Soweto residents protest for electricity

Residents of Orlando East shut down parts of the area this week protesting over lack of electricity for two weeks. / Thulani Mbele
Residents of Orlando East shut down parts of the area this week protesting over lack of electricity for two weeks. / Thulani Mbele

It has been a tough two weeks for the residents of Orlando East, Soweto, after a substation caught fire leaving them without electricity with temperatures dropping.

Lerato Bile, who runs the Nthabiseng Daycare Centre which caters for about 60 children, told Sowetan life was extremely difficult in freezing weather without electricity in the facility.

"We have to buy gas every week so that we can be able to cook for the kids. Our priority, though, was to make sure that the kids are warm. We borrowed blankets so that we could keep all the kids warm. It has been very difficult to us," said Bile.
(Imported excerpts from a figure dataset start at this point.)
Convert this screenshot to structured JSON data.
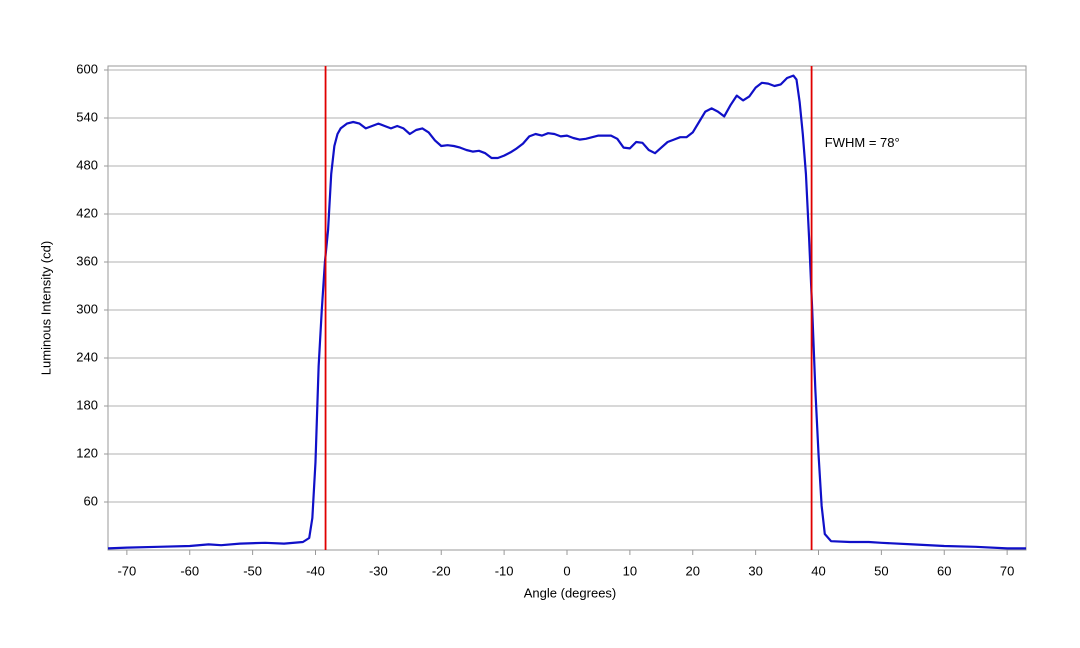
{
  "chart_data": {
    "type": "line",
    "xlabel": "Angle (degrees)",
    "ylabel": "Luminous Intensity (cd)",
    "annotation": "FWHM = 78°",
    "annotation_x": 41,
    "annotation_y": 508,
    "vlines": [
      -38.4,
      38.9
    ],
    "vline_color": "#e00000",
    "xlim": [
      -73,
      73
    ],
    "ylim": [
      0,
      605
    ],
    "xticks": [
      -70,
      -60,
      -50,
      -40,
      -30,
      -20,
      -10,
      0,
      10,
      20,
      30,
      40,
      50,
      60,
      70
    ],
    "yticks": [
      60,
      120,
      180,
      240,
      300,
      360,
      420,
      480,
      540,
      600
    ],
    "grid": true,
    "series": [
      {
        "color": "#1010c8",
        "x": [
          -73,
          -70,
          -65,
          -60,
          -57,
          -55,
          -52,
          -48,
          -45,
          -42,
          -41,
          -40.5,
          -40,
          -39.5,
          -39,
          -38.5,
          -38,
          -37.5,
          -37,
          -36.5,
          -36,
          -35,
          -34,
          -33,
          -32,
          -31,
          -30,
          -29,
          -28,
          -27,
          -26,
          -25,
          -24,
          -23,
          -22,
          -21,
          -20,
          -19,
          -18,
          -17,
          -16,
          -15,
          -14,
          -13,
          -12,
          -11,
          -10,
          -9,
          -8,
          -7,
          -6,
          -5,
          -4,
          -3,
          -2,
          -1,
          0,
          1,
          2,
          3,
          4,
          5,
          6,
          7,
          8,
          9,
          10,
          11,
          12,
          13,
          14,
          15,
          16,
          17,
          18,
          19,
          20,
          21,
          22,
          23,
          24,
          25,
          26,
          27,
          28,
          29,
          30,
          31,
          32,
          33,
          34,
          35,
          36,
          36.5,
          37,
          37.5,
          38,
          38.5,
          39,
          39.5,
          40,
          40.5,
          41,
          42,
          45,
          48,
          50,
          55,
          60,
          65,
          70,
          73
        ],
        "values": [
          2,
          3,
          4,
          5,
          7,
          6,
          8,
          9,
          8,
          10,
          15,
          40,
          110,
          230,
          300,
          360,
          400,
          470,
          505,
          520,
          527,
          533,
          535,
          533,
          527,
          530,
          533,
          530,
          527,
          530,
          527,
          520,
          525,
          527,
          522,
          512,
          505,
          506,
          505,
          503,
          500,
          498,
          499,
          496,
          490,
          490,
          493,
          497,
          502,
          508,
          517,
          520,
          518,
          521,
          520,
          517,
          518,
          515,
          513,
          514,
          516,
          518,
          518,
          518,
          514,
          503,
          502,
          510,
          509,
          500,
          496,
          503,
          510,
          513,
          516,
          516,
          522,
          535,
          548,
          552,
          548,
          542,
          556,
          568,
          562,
          567,
          578,
          584,
          583,
          580,
          582,
          590,
          593,
          588,
          560,
          520,
          470,
          390,
          300,
          200,
          120,
          55,
          20,
          11,
          10,
          10,
          9,
          7,
          5,
          4,
          2,
          2
        ]
      }
    ]
  }
}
While a similar establishment had closed its doors after losing power, Bile said theirs had to remain open.

"Some of the parents do not have any other option. They leave their kids here and have no other place they can take them. We could not shut down our service, the parents have already paid."
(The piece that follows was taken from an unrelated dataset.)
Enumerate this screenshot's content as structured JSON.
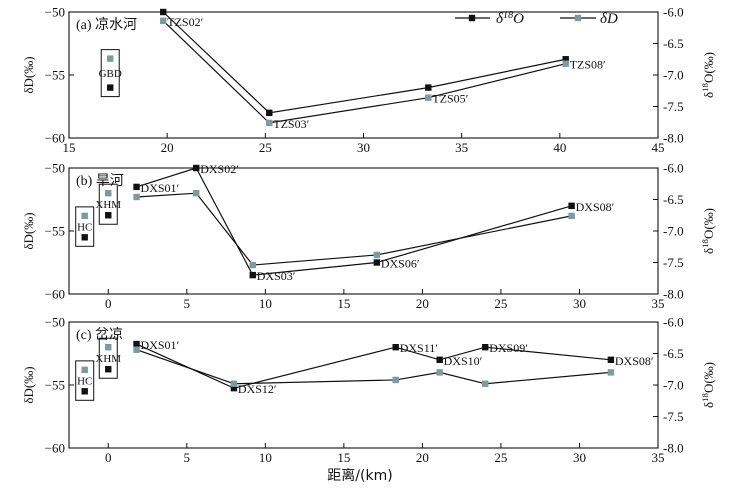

Yesterday, Orlando East residents blocked roads leading to the area, protesting against the power outage.

Technicians were sent to the area yesterday and residents abandoned their protest and began cleaning the streets.
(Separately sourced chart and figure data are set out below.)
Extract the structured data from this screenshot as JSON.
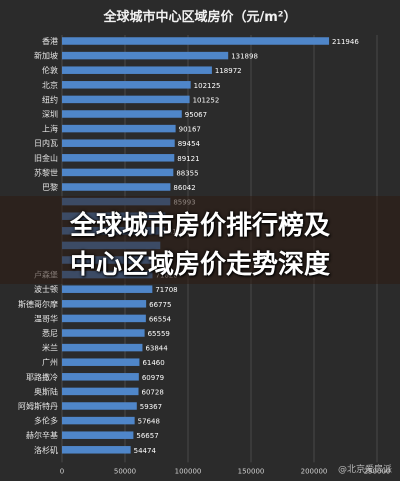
{
  "chart_data": {
    "type": "bar",
    "orientation": "horizontal",
    "title": "全球城市中心区域房价（元/m²）",
    "categories": [
      "香港",
      "新加坡",
      "伦敦",
      "北京",
      "纽约",
      "深圳",
      "上海",
      "日内瓦",
      "旧金山",
      "苏黎世",
      "巴黎",
      "",
      "",
      "",
      "",
      "",
      "卢森堡",
      "波士顿",
      "斯德哥尔摩",
      "温哥华",
      "悉尼",
      "米兰",
      "广州",
      "耶路撒冷",
      "奥斯陆",
      "阿姆斯特丹",
      "多伦多",
      "赫尔辛基",
      "洛杉矶"
    ],
    "values": [
      211946,
      131898,
      118972,
      102125,
      101252,
      95067,
      90167,
      89454,
      89121,
      88355,
      86042,
      85993,
      82000,
      81661,
      78000,
      73000,
      71820,
      71708,
      66775,
      66554,
      65559,
      63844,
      61460,
      60979,
      60728,
      59367,
      57648,
      56657,
      54474
    ],
    "value_labels": [
      "211946",
      "131898",
      "118972",
      "102125",
      "101252",
      "95067",
      "90167",
      "89454",
      "89121",
      "88355",
      "86042",
      "85993",
      "",
      "81661",
      "",
      "",
      "71820",
      "71708",
      "66775",
      "66554",
      "65559",
      "63844",
      "61460",
      "60979",
      "60728",
      "59367",
      "57648",
      "56657",
      "54474"
    ],
    "xlim": [
      0,
      250000
    ],
    "x_ticks": [
      "0",
      "50000",
      "100000",
      "150000",
      "200000",
      "250000"
    ],
    "grid": true,
    "bar_color": "#4f86c9"
  },
  "banner": {
    "line1": "全球城市房价排行榜及",
    "line2": "中心区域房价走势深度"
  },
  "watermark": "@北京爱房派"
}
Patience Nkoe, one of the residents, said when the outage was reported to Eskom on June 21, they were told that the people who could fix the substation were not around and would only be available on June 24. But they were still waiting.

A community meeting was informed by a delegation which had gone to local Eskom offices that power would not be restored because residents were not paying their electricity bills, Nkoe said.

"We then decided to close the streets because we felt that is the only language that Eskom could understand. We also went to the local Eskom offices and blockaded the entrance there. Here they are and they are fixing the substation," Nkoe said.

Nkoe admitted that a lot of residents were not paying their bills because they "were not working". "We don't have the money that Eskom is asking from us. Where are you expected to get R4,000."

Revenue collection in Soweto has been a huge problem for Eskom for years with many residents not paying or illegally connecting electricity. Last week, it was reported that in six months, residents' debt increased by more than R1bn to R18bn.

Efforts to get comment from power utility were unsuccessful yesterday.